The government stipulates that DiSom-ma poses no risk of flight and no danger to the community if he were to be released, the first two threshold criteria. In fact, DiSomma is now free under conditions agreed to by the government pending the outcome of this appeal. The district court found that DiSomma’s appeal would present a substantial question of law or fact likely to result in reversal of his conviction, even though his Rule 29 motion was denied.
DiSomma,
This brings us to the question of whether exceptional reasons make detention inappropriate here. The district court concluded that such a reason existed in this case because the violence that is the necessary element of the conspiracy to commit robbery conviction — the existence of which is the substantial question raised on appeal — is the same violence that prevents release on conditions.
DiSomma,
The examples given in the Crawford Letter present a unique combination of circumstances giving rise to situations that are out of the ordinary. While one example involves a legal question said to be “novel,” the other involves merely a question of first impression in one circuit. We therefore do not take the examples to impose a requirement of absolute legal novelty. We do think that an unusual legal or factual question can be sufficient, as it is here, to meet the test. On the other hand, a merely substantial question may be sufficient, in the presence of one or more remarkable and uncommon factors, to support a finding of exceptional reasons for the inappropriateness of detention. As in many things, a case by case evaluation is essential, and it is not our intention to foreclose district judges from the full exercise of discretion in these matters. That discretion certainly is not limited by the examples contained in the Justice Department letter. It is constrained only by the language of the statute: “exceptional reasons.”
We are confronted here with a most unusual factual and legal situation, one that *498 fully justifies the exercise of discretion by the district court. The statute of conviction requires proof of violence, and the existence vel non of that element is said to present a substantial question on appeal. It is that very violence that mandates detention under the provisions of the Bail Reform Act. The element of the crime called into question on appeal is the element of the bail statute that bars release. Because this is so, DiSomma will have been confined unjustly if he prevails on appeal. In this case, prevailing on appeal may well result in dismissal of the indictment, since failure of evidence of violence is the kind of factual insufficiency that warrants dismissal.

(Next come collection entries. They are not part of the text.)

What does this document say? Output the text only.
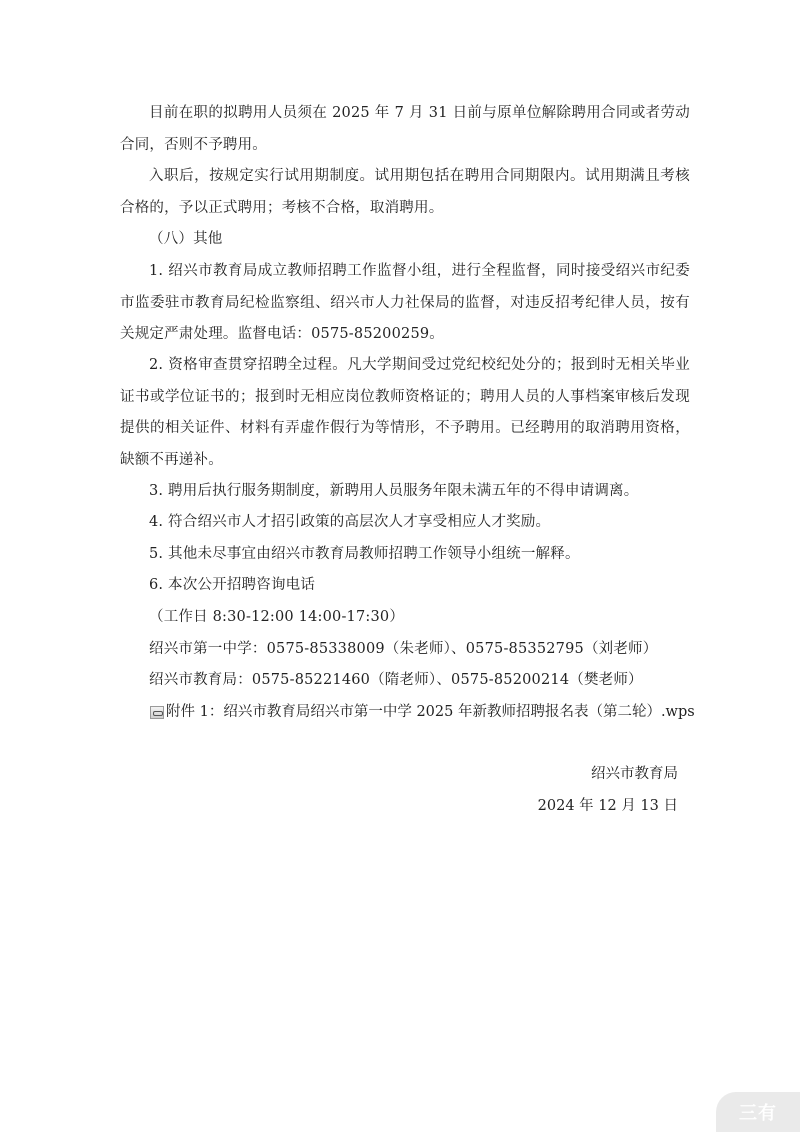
目前在职的拟聘用人员须在 2025 年 7 月 31 日前与原单位解除聘用合同或者劳动合同，否则不予聘用。

入职后，按规定实行试用期制度。试用期包括在聘用合同期限内。试用期满且考核合格的，予以正式聘用；考核不合格，取消聘用。

（八）其他

1. 绍兴市教育局成立教师招聘工作监督小组，进行全程监督，同时接受绍兴市纪委市监委驻市教育局纪检监察组、绍兴市人力社保局的监督，对违反招考纪律人员，按有关规定严肃处理。监督电话：0575-85200259。

2. 资格审查贯穿招聘全过程。凡大学期间受过党纪校纪处分的；报到时无相关毕业证书或学位证书的；报到时无相应岗位教师资格证的；聘用人员的人事档案审核后发现提供的相关证件、材料有弄虚作假行为等情形，不予聘用。已经聘用的取消聘用资格，缺额不再递补。

3. 聘用后执行服务期制度，新聘用人员服务年限未满五年的不得申请调离。

4. 符合绍兴市人才招引政策的高层次人才享受相应人才奖励。

5. 其他未尽事宜由绍兴市教育局教师招聘工作领导小组统一解释。

6. 本次公开招聘咨询电话

（工作日 8:30-12:00 14:00-17:30）

绍兴市第一中学：0575-85338009（朱老师）、0575-85352795（刘老师）

绍兴市教育局：0575-85221460（隋老师）、0575-85200214（樊老师）

附件 1：绍兴市教育局绍兴市第一中学 2025 年新教师招聘报名表（第二轮）.wps
绍兴市教育局
2024 年 12 月 13 日
三有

Since DiSomma poses no risk of flight and no danger to the community and has presented a substantial question on appeal, violence is the only bail criterion at issue. It is clear that had DiSomma been convicted of a non-violent crime, he would have been released by the trial judge because he fulfilled the requirements of section 3143(b)(1). We consequently hold that where a defendant mounts a direct and substantial challenge on appeal to the factual underpinnings of the element of violence upon which his sole conviction stands or falls, in the absence of risk of flight or danger to the community, it is well within the district judge’s discretion to find that exceptional reasons allow release of the defendant pending appeal.
CONCLUSION
The order releasing defendant-appellee on conditions pending appeal is affirmed.